Unifah menjelaskan, musim kemarau telah berlalu. Jangan lagi pisahkan PGRI dengan Presidennya. PGRI yang lahir dari rahim revolusi bertekad kuat mengawal perjuangan bangsa, persatuan, setia kepada Pancasila, UUD 1945, NKRI, dan pemerintah Republik Indonesia.
“Untuk transformasi pendidikan, PGRI mendorong melalui kelas, dan guru wajib mendidik dengan kasih sayang melalui kebaikan, memberi contoh, menghormati perbedaan, memintal tenun kebangsaan, memupuk persaudaraan, memotivasi peserta didik berlari meraih prestasi,” tegasnya.
Menurut Unifah, pendidikan karakter harus menjadi ruh dalam pelaksanaan pembelajaran. Guru Indonesia harus memacu diri untuk berubah. Tidak mudah menyerah karena keterbatasan. Riang gembira memilih profesi guru untuk ditekuni dengan penuh kesadaran. Ruang kelas dan lingkungan sekolah harus harus jadi pusat kebudayaan.
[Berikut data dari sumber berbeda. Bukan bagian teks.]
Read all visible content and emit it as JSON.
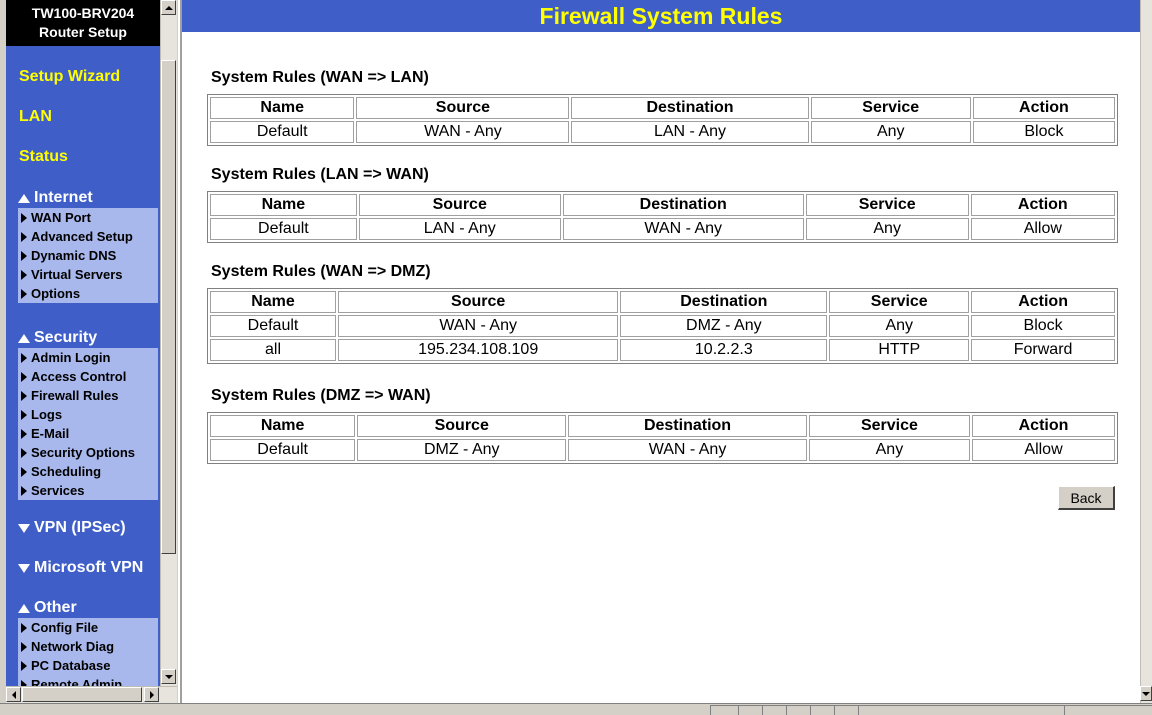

Di hadapan Jokowi dan Ibu Iriana Jokowi yang berpakaian PGRI dan ribuan guru yang memadati gedung SICC, Unifah menjelaskan bahwa dalam mengatasi masalah-masalah guru selama ini, PGRI selalu melakukan dialog dengan Kemendikbud dan Kemenag. “Respon kedua Kementerian itu sangat baik,” tegasnya. (JEN)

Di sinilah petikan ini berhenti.